Fear that Seymour had gone into ambush within the tent and would come to her aid, to the upsetting of all his plans, kept her from crying out for help. One of the squaws did throw down her shovel and start toward her, but the other called her back. They whispered a moment, then turned their backs and resumed their toil.
Even the realization that her Indian friends, hardened by the sorcery of too much gold, had failed her, did not lift her voice. At the head of the creek, she glimpsed the glacier imbedded in the mountainside like a gigantic prism, its innumerable facets reflecting the sunlight in all the colors of the rainbow. On either side lay a fringe of brush and timber. All these invited her, offering sanctuary from a fate that promised to be worse than death. But first, before she could flee to the hope of escape they held out, she must break the clutch of Bonnemort, the half-breed.
As she twisted and squirmed, her nails marked his face with furrowing scratches; but the smart of these seemed only to inflame him the more. As penalty, he demanded a kiss then and there where all her tribe could see. In the struggle to enforce his low-voiced decree, the bandanna that bound Moira's head fell to the ground. Her marvelous hair was revealed.
Both hands seized her and held her off, as helpless in his clutch as though she had been a child. For a moment his eyes enjoyed the oddly masked beauty of her. But soon, with comprehension, there entered a new light—that of recognition.
"So!" he muttered, baring his teeth as an angry beast bares its fangs. Transferring his hold to her streaming hair, Bonnemort flung the girl from her feet and started to drag her toward the tent.
At last, all other hope gone, Moira O'Malley screamed for help—-the help of her Mountie. The green old glacier broadcasted her distress, reverberating her shrieks until the gulch rang with them.
Within Bonnemort's tent "Scarlet" Seymour knelt before a chest, the lock of which he had just succeeded in breaking. He was staring with dilated eyes upon the real wealth of the Glacier Creek placers—truly richer than gold.
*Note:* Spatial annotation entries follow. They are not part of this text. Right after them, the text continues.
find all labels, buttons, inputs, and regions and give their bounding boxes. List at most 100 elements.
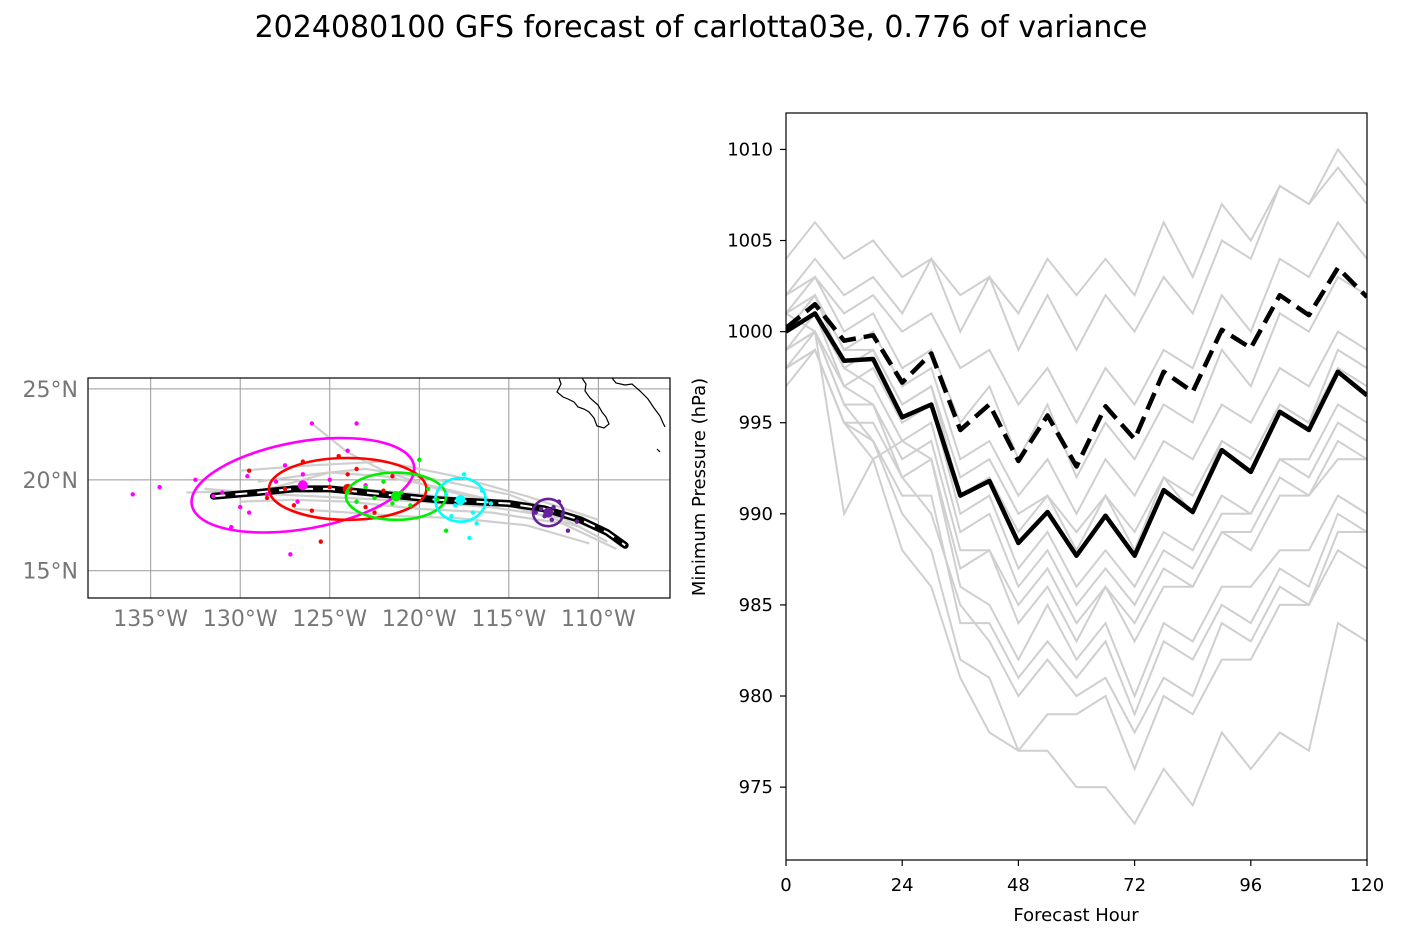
mean-line-dashed	[786, 265, 1367, 469]
member-line	[786, 348, 1367, 699]
position-point	[542, 513, 547, 519]
ensemble-track	[293, 507, 590, 545]
lon-tick-label: 120°W	[382, 607, 457, 632]
x-tick-label: 120	[1350, 875, 1384, 896]
uncertainty-ellipse	[190, 436, 416, 534]
ellipse-center	[455, 494, 466, 505]
map-background	[88, 378, 670, 598]
position-point	[461, 472, 467, 477]
ellipse-center	[391, 491, 402, 502]
position-point	[452, 503, 458, 508]
x-tick-label: 72	[1123, 875, 1146, 896]
y-tick-label: 980	[739, 686, 773, 707]
pressure-chart: 0 24 48 72 96 120 975 980 985 990 995 1000 1005 1010…	[689, 112, 1384, 926]
x-tick-label: 0	[780, 875, 791, 896]
position-point	[354, 466, 359, 472]
position-point	[282, 463, 288, 468]
coastline-mainland	[611, 378, 666, 428]
position-point	[533, 510, 538, 515]
position-point	[363, 504, 368, 510]
position-point	[354, 499, 359, 504]
position-point	[551, 504, 556, 510]
position-point	[327, 484, 332, 490]
member-line	[786, 348, 1367, 826]
position-point	[435, 497, 440, 503]
position-point	[443, 528, 449, 533]
position-point	[157, 484, 162, 490]
mean-lines	[786, 265, 1367, 558]
lon-tick-label: 135°W	[113, 607, 188, 632]
y-axis-ticks: 975 980 985 990 995 1000 1005 1010	[727, 139, 786, 798]
position-point	[220, 490, 225, 495]
position-point	[372, 495, 377, 501]
position-point	[282, 486, 288, 492]
ensemble-track	[240, 498, 617, 550]
position-point	[130, 492, 135, 497]
y-tick-label: 995	[739, 413, 773, 434]
position-point	[246, 510, 252, 515]
position-point	[336, 453, 341, 459]
member-line	[786, 293, 1367, 607]
position-point	[474, 521, 479, 526]
position-point	[300, 459, 306, 464]
member-line	[786, 275, 1367, 480]
lon-tick-label: 125°W	[292, 607, 367, 632]
member-line	[786, 330, 1367, 735]
member-line	[786, 147, 1367, 316]
figure-title: 2024080100 GFS forecast of carlotta03e, …	[254, 10, 1148, 45]
position-point	[417, 457, 422, 463]
ellipse-center	[297, 480, 308, 491]
ensemble-track	[240, 460, 599, 521]
position-point	[549, 517, 555, 523]
position-point	[345, 490, 350, 495]
position-point	[574, 519, 580, 524]
position-point	[211, 493, 216, 499]
position-point	[327, 477, 332, 483]
lat-tick-label: 15°N	[23, 560, 78, 585]
y-tick-label: 1000	[727, 322, 773, 343]
member-line	[786, 311, 1367, 589]
position-point	[538, 506, 544, 512]
position-point	[443, 492, 449, 497]
member-line	[786, 329, 1367, 644]
coastline-baja	[556, 378, 610, 429]
position-point	[193, 477, 198, 483]
position-point	[390, 501, 395, 506]
position-point	[354, 421, 359, 426]
lon-tick-label: 130°W	[203, 607, 278, 632]
member-line	[786, 330, 1367, 772]
position-point	[309, 508, 315, 513]
member-line	[786, 293, 1367, 553]
y-tick-label: 985	[739, 595, 773, 616]
position-point	[449, 513, 454, 519]
position-point	[470, 510, 476, 515]
position-point	[273, 479, 279, 484]
track-map: 135°W 130°W 125°W 120°W 115°W 110°W 15°N 20°N 25…	[23, 377, 671, 632]
member-line	[786, 347, 1367, 717]
position-point	[309, 421, 315, 426]
position-point	[399, 490, 404, 495]
position-point	[264, 492, 270, 497]
position-point	[229, 524, 234, 530]
position-point	[556, 499, 562, 504]
position-point	[381, 479, 386, 484]
position-point	[300, 472, 306, 477]
mean-line-solid	[786, 311, 1367, 558]
position-point	[408, 503, 413, 508]
lat-tick-label: 20°N	[23, 469, 78, 494]
position-point	[245, 473, 250, 479]
x-axis-ticks: 0 24 48 72 96 120	[780, 860, 1384, 896]
position-point	[345, 448, 350, 453]
member-lines	[786, 147, 1367, 826]
position-point	[295, 499, 300, 504]
x-tick-label: 48	[1007, 875, 1030, 896]
position-point	[372, 510, 377, 515]
lat-tick-label: 25°N	[23, 378, 78, 403]
position-point	[560, 512, 565, 517]
map-frame	[87, 377, 671, 599]
coastline	[556, 378, 666, 453]
y-axis-label: Minimum Pressure (hPa)	[689, 378, 710, 596]
position-point	[426, 486, 431, 492]
x-tick-label: 24	[891, 875, 914, 896]
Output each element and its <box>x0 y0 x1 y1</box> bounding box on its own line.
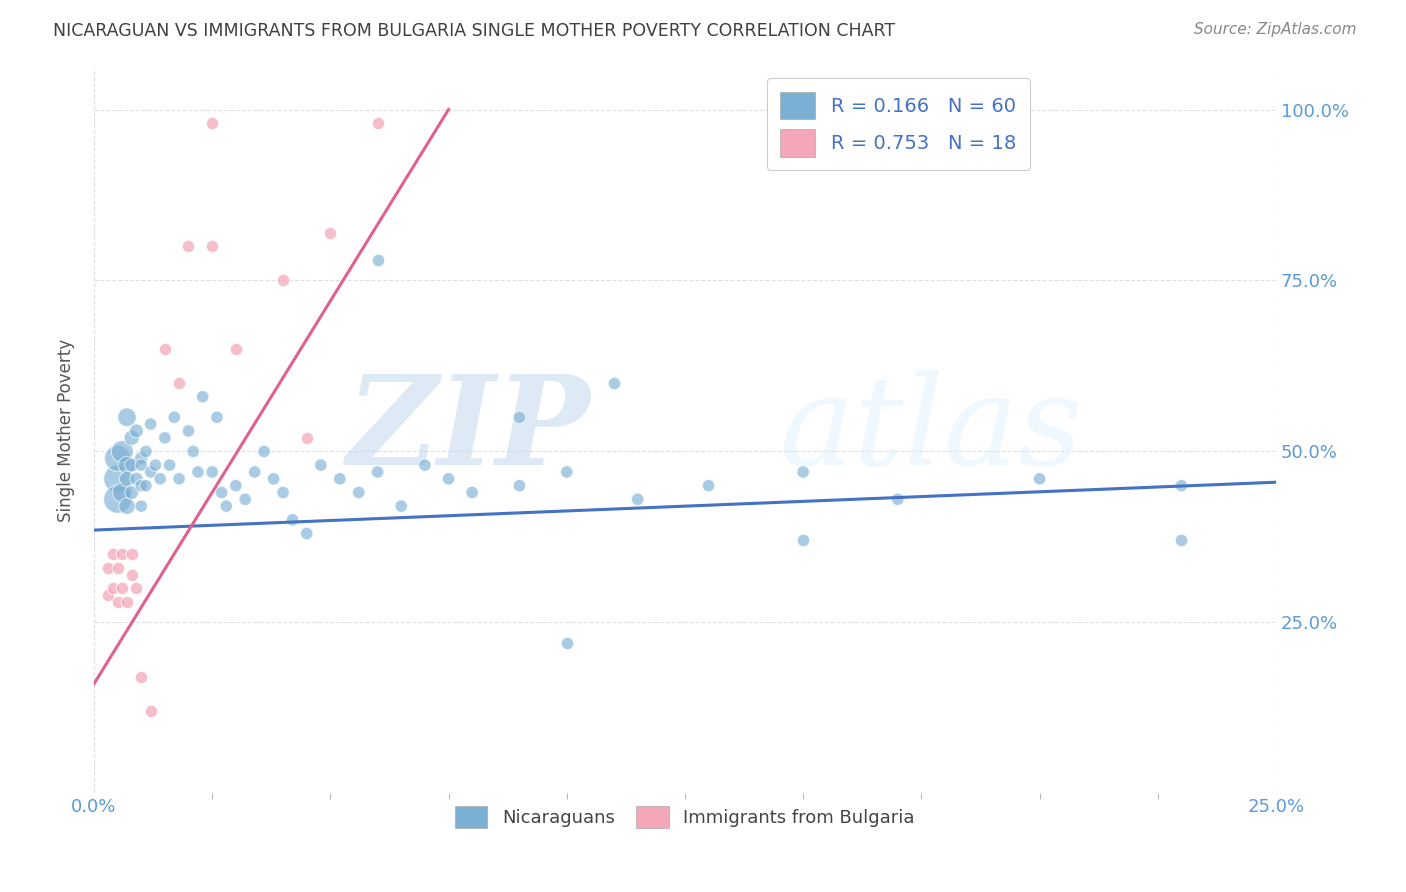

As he reached out his fingers to run them through the heaping gray wealth, a scream sounded. It might have been the cry of a buzzard soaring in the blue above the camp.
But the next moment the shriek took definite form as a human's cry for help. Then came the shrill of his name—a long-drawn "Russell!"
In a flash he comprehended. Moira had been discovered and had fallen into the hands of the despoilers. Without closing the lid of the treasure chest, he sprang to his feet and lunged out of the tent. A hundred yards down the path, he saw the breed and the girl in desperate struggle. Toward the scene of the unequal combat hastened a score of Argonaut natives.